If he thinks competitive drug use in sport is wrong, he should argue that the present testing regime makes things clear, and all we have to do is decide what size discount to apply to numbers compiled in the Steroid Era* for the purpose of HoF enshrinement.
* I define the Steroid Era as the years when we don't have testing, not the years when we have a clear policy and a testing regime but still suffer steroid use.
It looks to me like he's developed an Asian fetish.
That effectively describes ... me. I sure don't hate baseball. (**)
(**) My formative years with the game were spent in the still relatively recent era in which you could only see a handful of games outside your home market. There's a lot more to the game, and enjoying it, than sitting in front of your TV set and watching D'Backs/Rockies play between the Viagra ads at midnight EST.

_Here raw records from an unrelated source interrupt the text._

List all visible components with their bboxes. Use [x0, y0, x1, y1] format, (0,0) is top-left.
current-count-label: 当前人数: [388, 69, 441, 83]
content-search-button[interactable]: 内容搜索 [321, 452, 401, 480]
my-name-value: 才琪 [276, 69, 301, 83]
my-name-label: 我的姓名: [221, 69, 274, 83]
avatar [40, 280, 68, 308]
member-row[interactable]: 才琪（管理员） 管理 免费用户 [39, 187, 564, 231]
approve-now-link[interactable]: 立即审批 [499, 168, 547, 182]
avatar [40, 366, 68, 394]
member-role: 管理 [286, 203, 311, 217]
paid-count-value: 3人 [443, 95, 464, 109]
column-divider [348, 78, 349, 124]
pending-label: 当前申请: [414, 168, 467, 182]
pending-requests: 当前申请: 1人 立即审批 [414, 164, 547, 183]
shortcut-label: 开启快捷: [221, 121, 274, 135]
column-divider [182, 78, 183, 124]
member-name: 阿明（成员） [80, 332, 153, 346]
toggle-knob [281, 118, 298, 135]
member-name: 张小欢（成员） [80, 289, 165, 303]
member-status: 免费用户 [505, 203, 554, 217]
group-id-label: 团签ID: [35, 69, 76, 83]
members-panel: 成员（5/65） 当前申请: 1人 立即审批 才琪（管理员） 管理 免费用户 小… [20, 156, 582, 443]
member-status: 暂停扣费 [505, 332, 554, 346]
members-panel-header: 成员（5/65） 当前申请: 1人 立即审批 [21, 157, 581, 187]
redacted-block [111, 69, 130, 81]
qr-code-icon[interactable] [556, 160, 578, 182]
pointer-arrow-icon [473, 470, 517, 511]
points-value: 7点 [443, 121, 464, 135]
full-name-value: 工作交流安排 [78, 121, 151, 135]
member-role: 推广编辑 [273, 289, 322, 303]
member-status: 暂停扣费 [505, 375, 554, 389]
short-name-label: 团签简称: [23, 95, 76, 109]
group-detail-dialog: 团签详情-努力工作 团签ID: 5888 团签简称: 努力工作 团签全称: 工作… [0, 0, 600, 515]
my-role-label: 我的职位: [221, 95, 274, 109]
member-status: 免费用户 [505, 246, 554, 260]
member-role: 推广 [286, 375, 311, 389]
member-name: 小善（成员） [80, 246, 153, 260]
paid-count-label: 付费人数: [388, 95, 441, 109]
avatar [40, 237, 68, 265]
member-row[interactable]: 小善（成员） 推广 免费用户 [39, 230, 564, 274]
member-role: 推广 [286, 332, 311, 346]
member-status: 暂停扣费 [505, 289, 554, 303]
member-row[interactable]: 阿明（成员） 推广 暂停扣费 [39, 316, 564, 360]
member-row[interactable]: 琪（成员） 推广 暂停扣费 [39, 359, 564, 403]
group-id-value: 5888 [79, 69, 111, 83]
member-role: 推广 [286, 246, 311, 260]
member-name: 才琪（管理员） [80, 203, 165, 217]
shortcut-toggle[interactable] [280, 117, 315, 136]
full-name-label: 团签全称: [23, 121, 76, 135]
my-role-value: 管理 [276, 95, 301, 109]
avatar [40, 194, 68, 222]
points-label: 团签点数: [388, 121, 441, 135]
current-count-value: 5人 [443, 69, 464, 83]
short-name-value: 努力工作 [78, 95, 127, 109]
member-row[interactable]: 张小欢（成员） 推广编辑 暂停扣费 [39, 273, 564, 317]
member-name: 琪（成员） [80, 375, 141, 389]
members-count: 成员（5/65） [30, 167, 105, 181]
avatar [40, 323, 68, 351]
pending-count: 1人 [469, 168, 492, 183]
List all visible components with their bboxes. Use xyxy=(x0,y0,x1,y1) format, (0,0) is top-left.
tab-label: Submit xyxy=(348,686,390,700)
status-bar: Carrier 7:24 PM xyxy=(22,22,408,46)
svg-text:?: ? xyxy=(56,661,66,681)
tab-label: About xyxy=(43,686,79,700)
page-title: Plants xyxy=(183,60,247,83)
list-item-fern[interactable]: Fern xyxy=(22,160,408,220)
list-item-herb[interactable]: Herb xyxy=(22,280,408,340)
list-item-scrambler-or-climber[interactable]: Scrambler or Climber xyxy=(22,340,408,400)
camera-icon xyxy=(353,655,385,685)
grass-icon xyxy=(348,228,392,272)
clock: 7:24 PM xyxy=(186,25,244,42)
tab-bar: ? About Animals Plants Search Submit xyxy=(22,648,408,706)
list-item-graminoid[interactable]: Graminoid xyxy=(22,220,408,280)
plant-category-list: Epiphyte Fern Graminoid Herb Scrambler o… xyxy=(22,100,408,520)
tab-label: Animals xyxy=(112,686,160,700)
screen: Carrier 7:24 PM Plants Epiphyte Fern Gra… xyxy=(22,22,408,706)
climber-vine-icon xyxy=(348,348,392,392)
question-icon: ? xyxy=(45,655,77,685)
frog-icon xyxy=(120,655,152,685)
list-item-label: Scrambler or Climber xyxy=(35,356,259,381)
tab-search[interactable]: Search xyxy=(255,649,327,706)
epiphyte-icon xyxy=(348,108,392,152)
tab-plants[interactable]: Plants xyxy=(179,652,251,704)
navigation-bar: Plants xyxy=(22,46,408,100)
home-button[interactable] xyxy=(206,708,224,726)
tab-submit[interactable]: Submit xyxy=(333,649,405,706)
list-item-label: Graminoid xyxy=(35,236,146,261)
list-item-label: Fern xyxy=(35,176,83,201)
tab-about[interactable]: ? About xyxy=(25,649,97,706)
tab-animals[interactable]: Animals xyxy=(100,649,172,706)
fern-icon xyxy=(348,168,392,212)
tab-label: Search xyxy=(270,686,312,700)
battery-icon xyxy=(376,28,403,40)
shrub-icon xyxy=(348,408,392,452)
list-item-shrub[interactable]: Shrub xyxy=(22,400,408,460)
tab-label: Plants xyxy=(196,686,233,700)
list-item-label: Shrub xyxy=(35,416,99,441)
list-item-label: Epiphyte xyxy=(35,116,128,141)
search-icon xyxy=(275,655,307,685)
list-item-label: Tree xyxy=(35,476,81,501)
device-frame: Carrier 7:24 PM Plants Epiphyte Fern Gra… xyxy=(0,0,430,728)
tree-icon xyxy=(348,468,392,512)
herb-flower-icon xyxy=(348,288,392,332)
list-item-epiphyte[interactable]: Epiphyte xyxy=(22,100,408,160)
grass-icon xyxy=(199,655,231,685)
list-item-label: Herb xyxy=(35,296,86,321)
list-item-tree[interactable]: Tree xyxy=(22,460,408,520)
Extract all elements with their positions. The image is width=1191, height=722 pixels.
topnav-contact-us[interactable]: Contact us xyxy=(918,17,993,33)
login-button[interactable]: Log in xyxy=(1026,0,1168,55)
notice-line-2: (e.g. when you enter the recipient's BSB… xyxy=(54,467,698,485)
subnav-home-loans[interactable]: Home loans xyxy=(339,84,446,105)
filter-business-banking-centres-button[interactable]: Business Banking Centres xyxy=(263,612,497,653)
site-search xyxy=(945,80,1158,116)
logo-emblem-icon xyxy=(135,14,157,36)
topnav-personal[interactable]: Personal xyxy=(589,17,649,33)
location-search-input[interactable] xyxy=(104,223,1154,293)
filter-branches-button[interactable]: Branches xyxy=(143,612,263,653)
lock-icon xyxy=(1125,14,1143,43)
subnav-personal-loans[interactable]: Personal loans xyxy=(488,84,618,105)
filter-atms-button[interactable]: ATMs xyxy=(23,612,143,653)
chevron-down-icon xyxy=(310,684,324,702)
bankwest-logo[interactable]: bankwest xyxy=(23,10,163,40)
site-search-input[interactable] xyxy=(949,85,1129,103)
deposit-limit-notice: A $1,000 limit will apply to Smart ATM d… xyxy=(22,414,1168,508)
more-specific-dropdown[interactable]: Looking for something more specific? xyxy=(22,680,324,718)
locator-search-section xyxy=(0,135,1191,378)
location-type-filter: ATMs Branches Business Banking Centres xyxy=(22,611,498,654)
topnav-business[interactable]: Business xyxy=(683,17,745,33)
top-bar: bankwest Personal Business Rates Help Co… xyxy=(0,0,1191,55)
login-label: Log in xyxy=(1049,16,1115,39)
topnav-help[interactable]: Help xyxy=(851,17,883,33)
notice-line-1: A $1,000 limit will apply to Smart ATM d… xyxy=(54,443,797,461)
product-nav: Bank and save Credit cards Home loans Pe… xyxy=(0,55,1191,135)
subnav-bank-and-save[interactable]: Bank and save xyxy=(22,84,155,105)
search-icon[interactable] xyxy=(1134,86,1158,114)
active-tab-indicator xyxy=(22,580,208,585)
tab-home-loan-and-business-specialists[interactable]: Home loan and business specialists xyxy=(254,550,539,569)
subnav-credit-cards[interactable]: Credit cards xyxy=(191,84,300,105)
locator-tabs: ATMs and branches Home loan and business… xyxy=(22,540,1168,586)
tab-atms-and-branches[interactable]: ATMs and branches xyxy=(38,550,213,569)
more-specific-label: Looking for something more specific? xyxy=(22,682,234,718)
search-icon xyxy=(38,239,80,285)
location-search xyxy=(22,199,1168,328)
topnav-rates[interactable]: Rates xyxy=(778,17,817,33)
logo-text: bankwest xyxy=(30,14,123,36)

And why is that? Because the other foibles didn't assault the statistical record of the game that the Hall of Fame voters depend on to make wise decisions, and that the accomplished alumni of the game and the wider baseball community treasures.(**) This is why the character flaws of steroid users are different in kind than character (***) flaws that have nothing to do with baseball.
(**) You used an active verb, "kept [them] hidden," where a more passive one is appropriate.
(***) "Character" used here in the same sense as in the Hall of Fame guidelines.
"Since the two main accusations, Mc Gwire and Bonds, rest on the assumption that steroids allowing the players to perform BETTER than they did in their youths (which I believe I can pretty much prove is NOT the case for the big feature players such as Mc and B), not just recapture that time, Bill has to keep his particular viewpoint narrowly applied where it is obvious, or he will get hammered."
I think Bonds definitely did perform better in his late 30s than he did in his youth. His 4 best years were from 2001-2004 and he began 2001 at age 36, turning 37 before the season ended. The numbers below show what % above the league average Bonds' SLG was at each age.
21 5.6%
22 17.4%
23 30.5%
24 12.6%
25 42.3%
26 33.1%
27 63.6%
28 64.0%
29 50.7%
30 37.0%
31 45.7%
32 37.8%
33 43.5%
34 39.0%
35 54.1%
36 96.2%
37 88.9%
38 73.9%
39 85.8%
His 4 best years are clearly from 36-39 and he played in a park where it was hard for lefties to hit HRs (except for him it seems). I have written some articles on this and Bonds may have aged better than anyone else in baseball history, at least if you look at his late 30s. I don't think anyone else ever had their 4 best seasons when they were 36-39.